Even saying this makes me uncomfortable because even when I held that single story before
researching I felt almost guilty about it. I think I possessed this idea because of the way the
media has portrayed adopting from Africa as this wonderful thing that saves a child, and also
because of a specific podcast I listened to a few years ago. I don’t remember the name of it, but it
was about a boy who was adopted and has severe attachment problems and anger issues because
of the trauma in his early life, pre-adoption. I don’t even know if the boy was from Africa, but I
associated him with it and it reiterated this single story. I think the biggest thing that provided me
this story is that it was not questioned in society and the media I was consuming. Maybe this was
because I was not looking for it, but it was never contradicted or talked about in anything other
than a positive light in the things I was seeing on a daily basis.

After: ​How did your research help you complexify the single story narrative you originally
possessed? How did you develop a more complete story, in other words?
In order to complexify and dispel the single story I had about adoption in and out of
Africa, I decided to specifically research the process and ethics of adoption in Ethiopia. This was
really interesting, especially because Ethiopia recently stopped allowing international adoptions.
One of the things that stuck with me the most was that a large percentage of the children who are
in orphanages in the country are not there because they have no remaining family members, but
because their family is too impoverished to properly take care of them. This complexified my
single story because although it did not necessarily change it, it added to the idea that adopting a
kid from Ethiopia or another country in Africa will almost certainly save a child from a “bad”
life.
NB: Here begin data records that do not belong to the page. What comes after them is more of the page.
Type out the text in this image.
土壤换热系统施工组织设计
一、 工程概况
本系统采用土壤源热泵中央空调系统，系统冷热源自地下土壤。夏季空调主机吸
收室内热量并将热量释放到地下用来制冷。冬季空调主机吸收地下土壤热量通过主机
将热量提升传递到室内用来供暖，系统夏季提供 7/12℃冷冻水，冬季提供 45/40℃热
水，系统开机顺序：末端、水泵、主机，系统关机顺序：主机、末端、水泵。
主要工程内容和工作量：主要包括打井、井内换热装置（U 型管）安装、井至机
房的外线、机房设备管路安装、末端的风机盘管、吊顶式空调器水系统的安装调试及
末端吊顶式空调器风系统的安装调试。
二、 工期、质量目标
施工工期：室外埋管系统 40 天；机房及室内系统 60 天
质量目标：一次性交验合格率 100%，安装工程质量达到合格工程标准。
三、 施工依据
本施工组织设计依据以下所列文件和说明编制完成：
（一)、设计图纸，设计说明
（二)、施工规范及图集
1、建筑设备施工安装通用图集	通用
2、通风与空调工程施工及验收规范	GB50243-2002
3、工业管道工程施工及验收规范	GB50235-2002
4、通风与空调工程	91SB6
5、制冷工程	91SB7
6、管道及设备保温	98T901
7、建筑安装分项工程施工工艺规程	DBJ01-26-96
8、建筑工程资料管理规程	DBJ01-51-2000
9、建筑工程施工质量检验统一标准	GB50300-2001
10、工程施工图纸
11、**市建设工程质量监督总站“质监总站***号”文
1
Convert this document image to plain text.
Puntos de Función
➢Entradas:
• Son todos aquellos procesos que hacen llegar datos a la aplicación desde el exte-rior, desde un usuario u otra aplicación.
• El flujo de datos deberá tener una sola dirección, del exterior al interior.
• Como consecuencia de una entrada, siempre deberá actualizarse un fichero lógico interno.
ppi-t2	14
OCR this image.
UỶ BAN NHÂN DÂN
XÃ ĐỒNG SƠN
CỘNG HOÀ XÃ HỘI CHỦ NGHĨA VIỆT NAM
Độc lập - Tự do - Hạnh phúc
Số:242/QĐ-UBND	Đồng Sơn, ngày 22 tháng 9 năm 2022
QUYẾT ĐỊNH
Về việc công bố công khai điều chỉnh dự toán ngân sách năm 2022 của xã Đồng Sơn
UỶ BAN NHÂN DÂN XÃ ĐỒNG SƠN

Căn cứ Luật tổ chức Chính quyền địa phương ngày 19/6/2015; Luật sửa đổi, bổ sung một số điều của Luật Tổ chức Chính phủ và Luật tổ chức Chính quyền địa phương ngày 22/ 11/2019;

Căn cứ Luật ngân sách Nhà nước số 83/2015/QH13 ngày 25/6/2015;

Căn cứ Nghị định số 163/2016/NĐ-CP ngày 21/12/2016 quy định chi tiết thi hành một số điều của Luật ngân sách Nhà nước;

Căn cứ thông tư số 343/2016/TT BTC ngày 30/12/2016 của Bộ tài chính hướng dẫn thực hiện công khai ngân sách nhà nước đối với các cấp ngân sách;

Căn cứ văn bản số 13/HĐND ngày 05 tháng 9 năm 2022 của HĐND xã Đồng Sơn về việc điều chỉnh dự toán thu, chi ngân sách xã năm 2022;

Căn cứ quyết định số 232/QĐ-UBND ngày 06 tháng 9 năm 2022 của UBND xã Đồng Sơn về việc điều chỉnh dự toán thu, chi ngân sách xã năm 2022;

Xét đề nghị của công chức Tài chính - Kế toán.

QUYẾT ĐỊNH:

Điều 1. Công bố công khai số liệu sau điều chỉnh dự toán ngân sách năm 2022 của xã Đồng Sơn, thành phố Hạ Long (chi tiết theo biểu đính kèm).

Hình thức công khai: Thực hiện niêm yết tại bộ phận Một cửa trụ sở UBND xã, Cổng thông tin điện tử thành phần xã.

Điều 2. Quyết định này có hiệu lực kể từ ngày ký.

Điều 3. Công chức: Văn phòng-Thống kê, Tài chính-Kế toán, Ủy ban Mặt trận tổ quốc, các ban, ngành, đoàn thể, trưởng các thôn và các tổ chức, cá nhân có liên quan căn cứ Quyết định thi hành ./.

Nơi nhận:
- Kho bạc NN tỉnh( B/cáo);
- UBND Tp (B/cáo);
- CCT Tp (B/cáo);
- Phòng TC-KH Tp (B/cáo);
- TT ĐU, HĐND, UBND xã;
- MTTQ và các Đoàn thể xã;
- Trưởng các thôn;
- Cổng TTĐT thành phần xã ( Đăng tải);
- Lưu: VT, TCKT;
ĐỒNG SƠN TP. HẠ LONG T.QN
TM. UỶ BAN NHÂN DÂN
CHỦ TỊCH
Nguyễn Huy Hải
After researching further, a challenge to this idea appeared. The leader of an orphanage in
Liberia told the media that sometimes they keep children in the orphanages because they want
them to be able to grow up in their culture and knowing where they came from. Though this did
not come from an Ethiopian perspective, it is still relevant. It made me wonder if being adopted
into a foreign family that may or may not have the means to take better care of a child than it’s
birth family is a fair trade off to knowing your culture and growing up in the thick of it. I
definitely don’t have the answer to this question, but it is worth thinking about. Another narrative
that was interesting was that of a young woman who was adopted into Norway from Ethiopia,
who expressed sadness that she was a minority in her community and a disconnect from her
“birth culture”. In conclusion, while most of the research I did claimed that adopting a child out
of an impoverished Ethiopia would give he/she a “better” life, this single story was complexified
by the idea that taking a child out of his/her culture may have harmful effects.